The ultimate consequence is death. I’ve heard my mom talking and she said she has tried to prepare herself for the day they tell her Bryce has died of an overdose. She says it isn’t if, it’s when. That breaks her heart and she feels helpless. We all do.
Today is Bryce’s birthday. He is 31 today and I am writing this in honor of his birthday. I haven’t seen him for a while but when I saw him this afternoon, he had sores all over. He talks about making it to his sister’s wedding next summer in Lake Tahoe. Deep down, we know he won’t make it. He can’t. When he is using, all he is thinking about is the next fix. He can’t plan to go to a wedding. We all agree he will have fun and he says he is looking forward to it but it’s just a dance we do to pretend everyone is normal. We aren’t. We are a drug-affected family and I was born right into it.
To remedy the crisis for the individual and society, I think we first have to acknowledge it. Really acknowledge it. Instead of jails, put people into programs. When they are out of programs, put them into jobs. When they have jobs, help them with slides back into drugs. Create a cycle of success instead of failure. Use rewards instead of punishment. Come together as a community, a nation to fight drugs coming into our cities. Provide for people who are trying to leave that lifestyle. Give people a reason to get up and face the world each day. All of these ideas are proactive instead of reactive.

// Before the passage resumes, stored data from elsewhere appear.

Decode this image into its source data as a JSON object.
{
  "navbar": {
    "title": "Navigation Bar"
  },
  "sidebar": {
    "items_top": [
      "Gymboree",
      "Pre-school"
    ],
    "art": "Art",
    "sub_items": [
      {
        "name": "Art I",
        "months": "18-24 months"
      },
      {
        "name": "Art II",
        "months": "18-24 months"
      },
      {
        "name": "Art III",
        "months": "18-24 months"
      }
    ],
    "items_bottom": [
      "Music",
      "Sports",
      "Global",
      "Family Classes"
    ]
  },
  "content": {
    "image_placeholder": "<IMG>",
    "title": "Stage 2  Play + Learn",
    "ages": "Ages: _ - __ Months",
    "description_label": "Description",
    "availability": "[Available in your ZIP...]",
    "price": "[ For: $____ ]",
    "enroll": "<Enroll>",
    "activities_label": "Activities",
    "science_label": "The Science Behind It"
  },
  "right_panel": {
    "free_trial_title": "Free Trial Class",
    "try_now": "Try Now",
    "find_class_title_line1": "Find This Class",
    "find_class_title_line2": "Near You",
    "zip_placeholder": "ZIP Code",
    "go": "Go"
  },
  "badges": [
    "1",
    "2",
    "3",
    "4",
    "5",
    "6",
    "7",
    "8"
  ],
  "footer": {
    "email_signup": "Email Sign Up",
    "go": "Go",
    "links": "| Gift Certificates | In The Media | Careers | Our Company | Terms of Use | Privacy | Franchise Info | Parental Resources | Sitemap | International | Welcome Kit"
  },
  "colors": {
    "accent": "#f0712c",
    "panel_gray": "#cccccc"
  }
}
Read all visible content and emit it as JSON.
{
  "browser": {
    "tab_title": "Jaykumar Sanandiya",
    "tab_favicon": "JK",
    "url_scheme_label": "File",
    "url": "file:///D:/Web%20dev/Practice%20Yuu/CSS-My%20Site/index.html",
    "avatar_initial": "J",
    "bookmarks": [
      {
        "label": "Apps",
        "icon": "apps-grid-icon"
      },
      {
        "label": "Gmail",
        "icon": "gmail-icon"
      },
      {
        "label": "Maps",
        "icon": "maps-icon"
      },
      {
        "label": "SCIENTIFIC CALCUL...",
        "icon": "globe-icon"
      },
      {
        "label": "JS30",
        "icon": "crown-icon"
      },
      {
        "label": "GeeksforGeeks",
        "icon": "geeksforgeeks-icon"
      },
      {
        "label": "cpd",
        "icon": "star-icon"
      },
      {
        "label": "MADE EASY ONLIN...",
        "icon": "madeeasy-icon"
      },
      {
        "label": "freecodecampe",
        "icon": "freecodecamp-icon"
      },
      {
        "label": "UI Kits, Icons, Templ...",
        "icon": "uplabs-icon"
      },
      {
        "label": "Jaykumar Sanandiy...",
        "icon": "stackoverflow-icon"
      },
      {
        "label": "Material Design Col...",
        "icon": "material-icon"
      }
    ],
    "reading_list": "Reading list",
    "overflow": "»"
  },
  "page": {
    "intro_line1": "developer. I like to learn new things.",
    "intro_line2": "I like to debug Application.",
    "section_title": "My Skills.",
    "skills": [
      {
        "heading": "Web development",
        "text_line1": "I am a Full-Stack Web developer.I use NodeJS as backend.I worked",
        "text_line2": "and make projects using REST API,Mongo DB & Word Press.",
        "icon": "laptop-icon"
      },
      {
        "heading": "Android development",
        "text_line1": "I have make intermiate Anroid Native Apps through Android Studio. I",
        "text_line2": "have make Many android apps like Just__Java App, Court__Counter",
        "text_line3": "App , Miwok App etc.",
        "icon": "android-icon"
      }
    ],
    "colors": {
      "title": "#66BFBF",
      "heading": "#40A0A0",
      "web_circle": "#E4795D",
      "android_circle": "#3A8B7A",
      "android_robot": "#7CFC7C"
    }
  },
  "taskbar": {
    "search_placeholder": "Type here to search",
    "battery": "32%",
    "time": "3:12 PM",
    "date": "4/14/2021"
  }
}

When I look through a kaleidoscope, I see brilliant colors and shapes. Not everyone sees what I see. Some are struck by images of sharp edges and contrasting colors. It’s the
same image but we all see it differently. Each individual view into that kaleidoscope is seen in terms of experiences in life they have had. We have to begin to realize that is how everyone not only views the kaleidoscope, but life overall. It’s different for absolutely everyone. When a child holds up that kaleidoscope for the first time, we don’t know what he sees. We can only compare it to what we see. We may never know. We can, however, focus on the individual’s description of what he says he viewed. By working on each person individually, we can try to understand what (s)he sees and worth with that.
If we, as a nation and society, have to start somewhere, let’s start at the beginning and work together. Let’s create solutions that are proactive and positive. Second chances aren’t always a bad thing. I love my brother and hope he finds one as well.